"Do not murder" seems to set forth a pretty clear ethical boundary. But what happens when science, ethics, and theology meet in one of the ever-expanding gray areas of modern medicine?
President Obama's March 9 decision to open up federal funding to previously unapproved stem-cell lines has brought the related issue of frozen embryos back into the national conversation. Bob Smietana at The Tennesseanrecently reported on couples who choose to keep embryos in storage despite increasing pressure to give excess embryos for research purposes. Smietana says an estimated 500,000 embryos are frozen in storage – "leftovers" from in-vitro fertilization. Some are being saved for possible implantation, while some are kept because the donors cannot bear to have them destroyed or given away.
But holding an embryo in storage is no cheap investment, costing anywhere from $200 to $700 per year. Many couples pay because they don't want to give the embryos up for adoption (fewer than 10 percent do) or they hope to have another child in the future (50 percent). A small percentage leave the embryos to die by natural causes, whatever that may look like (no one's quite sure yet), while about 20 percent intend to donate the embryos to research.
Here's where the line gets blurry: What happens when science can, in some sense, give life, but doing so involves a high proportion of lives stuck in a freezer for the foreseeable future?

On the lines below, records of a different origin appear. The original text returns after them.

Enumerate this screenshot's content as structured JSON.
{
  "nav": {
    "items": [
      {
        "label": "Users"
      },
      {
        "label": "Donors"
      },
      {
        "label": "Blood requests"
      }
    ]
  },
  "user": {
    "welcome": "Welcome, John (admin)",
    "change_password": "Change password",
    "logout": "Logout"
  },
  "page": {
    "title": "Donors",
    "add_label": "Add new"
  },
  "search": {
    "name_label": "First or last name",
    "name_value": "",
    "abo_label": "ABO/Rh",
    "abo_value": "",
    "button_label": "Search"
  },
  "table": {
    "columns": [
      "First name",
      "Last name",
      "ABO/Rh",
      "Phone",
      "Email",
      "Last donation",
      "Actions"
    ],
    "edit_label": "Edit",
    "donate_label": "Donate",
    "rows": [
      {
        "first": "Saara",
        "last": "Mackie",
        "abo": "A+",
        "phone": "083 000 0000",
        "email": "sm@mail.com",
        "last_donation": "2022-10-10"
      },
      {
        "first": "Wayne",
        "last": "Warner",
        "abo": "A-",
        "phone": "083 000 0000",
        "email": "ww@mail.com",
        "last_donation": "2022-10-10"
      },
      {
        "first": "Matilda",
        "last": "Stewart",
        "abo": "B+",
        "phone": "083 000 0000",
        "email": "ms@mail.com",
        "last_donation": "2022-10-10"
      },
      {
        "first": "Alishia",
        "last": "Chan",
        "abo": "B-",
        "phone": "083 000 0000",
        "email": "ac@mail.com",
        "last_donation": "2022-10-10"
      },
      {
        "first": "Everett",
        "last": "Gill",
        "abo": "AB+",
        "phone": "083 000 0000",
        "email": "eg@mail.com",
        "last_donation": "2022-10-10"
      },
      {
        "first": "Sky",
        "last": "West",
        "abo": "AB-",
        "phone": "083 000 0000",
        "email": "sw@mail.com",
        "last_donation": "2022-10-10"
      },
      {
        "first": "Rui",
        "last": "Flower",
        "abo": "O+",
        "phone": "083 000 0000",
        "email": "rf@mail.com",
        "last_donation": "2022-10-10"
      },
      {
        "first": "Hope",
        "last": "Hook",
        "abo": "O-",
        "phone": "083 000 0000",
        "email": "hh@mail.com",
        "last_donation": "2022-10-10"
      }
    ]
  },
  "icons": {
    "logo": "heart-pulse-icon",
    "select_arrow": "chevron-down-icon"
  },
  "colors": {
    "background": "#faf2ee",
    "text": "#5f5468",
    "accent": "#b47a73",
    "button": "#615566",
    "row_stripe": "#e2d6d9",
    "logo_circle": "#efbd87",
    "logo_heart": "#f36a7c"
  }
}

And what are our obligations to those embryos when potentially viable frozen life may have the possibility of improving the life of someone else who is suffering?
Doctors and ethicists have been discussing the gray areas for years. It's even a popular discussion in the movies, notably the 1993 film, Jurassic Park, where armchair philosopher Ian Malcolm takes the park creators to task for "creating" life without considering the consequences.
"Your scientists were so preoccupied with whether or not they could, they didn't stop to think if they should," he warns. "I'll tell you the problem with the scientific power that you're using here: it didn't require any discipline to attain it. You read what others had done and you took the next step. You didn't earn the knowledge for yourselves, so you don't take any responsibility for it."
Malcolm's fictional tirade was a clear commentary on the ethical murkiness of the future of science – and it has become no clearer as of late. The question still remains: What happens when we have the scientific ability to do things once thought impossible, but our ethical framework hasn't caught up to scientific reality? And meanwhile, what should happen to frozen life when the parents stop paying (or cannot pay) to maintain it?